# Build and Finish



## BeachBob (Aug 27, 2010)

A few years back I started turning swimming plugs, rigging them up, sealing the wood and then turning it over to a professional airbrush artist. It was a fun adventure for a few years and we turned out some real beauties. There's a bunch involved and I learned a lot about plug design and plug tuning.


----------



## poppop1 (Feb 16, 2004)

Good looking plugs...


----------



## jahtez (Aug 29, 2021)

They look really nice. What are their retrieve characteristics... how do you fish them?


----------



## bassinman200 (11 mo ago)

BeachBob said:


> A few years back I started turning swimming plugs, rigging them up, sealing the wood and then turning it over to a professional airbrush artist. It was a fun adventure for a few years and we turned out some real beauties. There's a bunch involved and I learned a lot about plug design and plug tuning.
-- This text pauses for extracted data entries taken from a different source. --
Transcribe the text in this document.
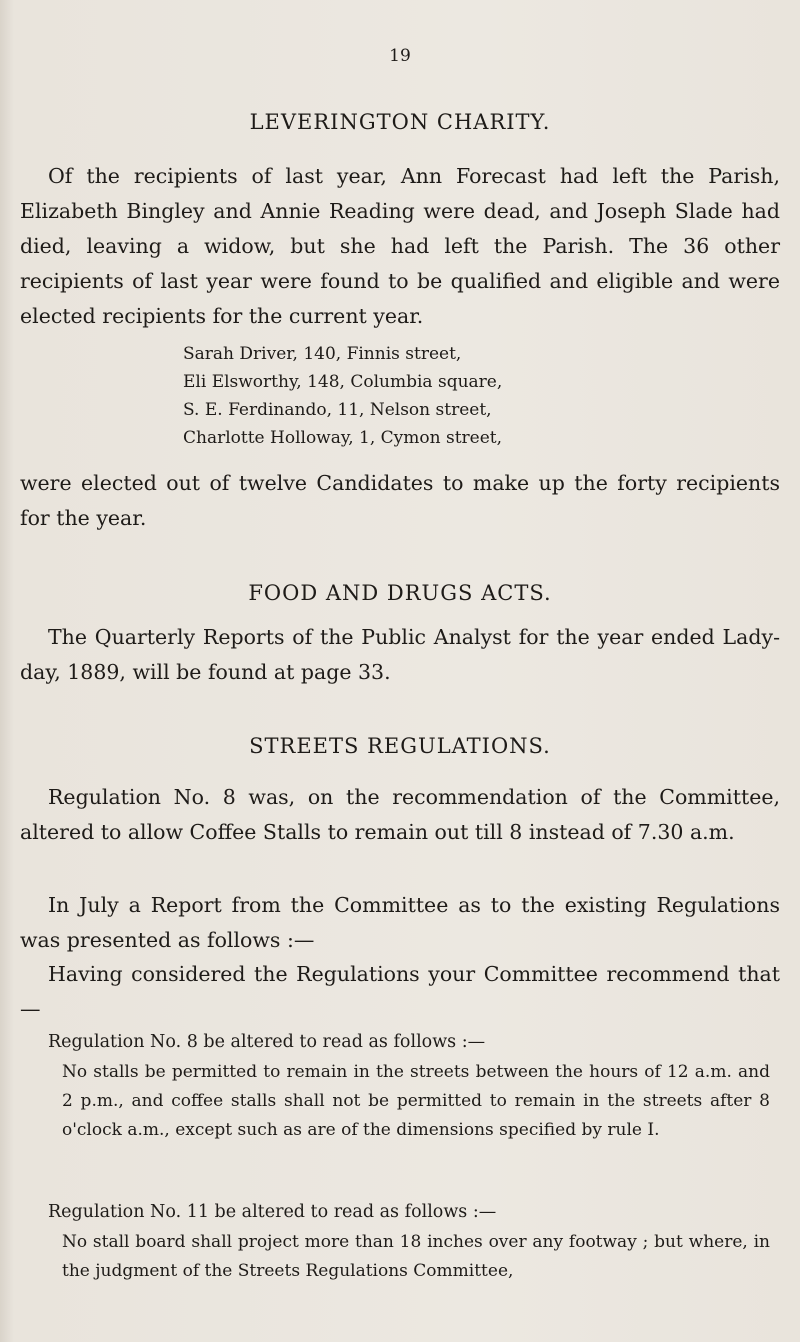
19
LEVERINGTON CHARITY.

Of the recipients of last year, Ann Forecast had left the Parish, Elizabeth Bingley and Annie Reading were dead, and Joseph Slade had died, leaving a widow, but she had left the Parish. The 36 other recipients of last year were found to be qualified and eligible and were elected recipients for the current year.

Sarah Driver, 140, Finnis street,
Eli Elsworthy, 148, Columbia square,
S. E. Ferdinando, 11, Nelson street,
Charlotte Holloway, 1, Cymon street,

were elected out of twelve Candidates to make up the forty recipients for the year.

FOOD AND DRUGS ACTS.

The Quarterly Reports of the Public Analyst for the year ended Lady-day, 1889, will be found at page 33.

STREETS REGULATIONS.

Regulation No. 8 was, on the recommendation of the Committee, altered to allow Coffee Stalls to remain out till 8 instead of 7.30 a.m.

In July a Report from the Committee as to the existing Regulations was presented as follows :—

Having considered the Regulations your Committee recommend that—

Regulation No. 8 be altered to read as follows :—

No stalls be permitted to remain in the streets between the hours of 12 a.m. and 2 p.m., and coffee stalls shall not be permitted to remain in the streets after 8 o'clock a.m., except such as are of the dimensions specified by rule I.

Regulation No. 11 be altered to read as follows :—

No stall board shall project more than 18 inches over any footway ; but where, in the judgment of the Streets Regulations Committee,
Nice! I turn and hand carve locally harvested cedar (juniper) for freshwater Bass topwater poppers, wobble baits, spooks, and diving plugs with aluminum, lexan, and circuit board lips. I do my own airbrushing, but not quite as intricate as you show here. I do make the eyes myself and they appear 3D when laid out with refracting prism tape and built up convexed with clear epoxy.


----------



## BeachBob (Aug 27, 2010)

I was mostly using New Zealand pine and some native NorEast cedar. After turning the plug, adding poured in lead ballast/balance weight and drilled for rigging, it gets vacuum sealed with sanding sealer before handing it off for airbrushing and an epoxy clear coat, then it's rigged with a stainless through wire, hooks, and diving lip. Each plug gets a swim to make sure the action and diving is tuned up right. Fun stuff ... a LOT of work for little profit (if any!), but quite satisfying when yer creation lands fishies.


----------



## Billg (9 mo ago)

Wow, great looking plugs! You should be proud!


----------



## Thorhammer (9 mo ago)

Bob, I never get tired of looking at those.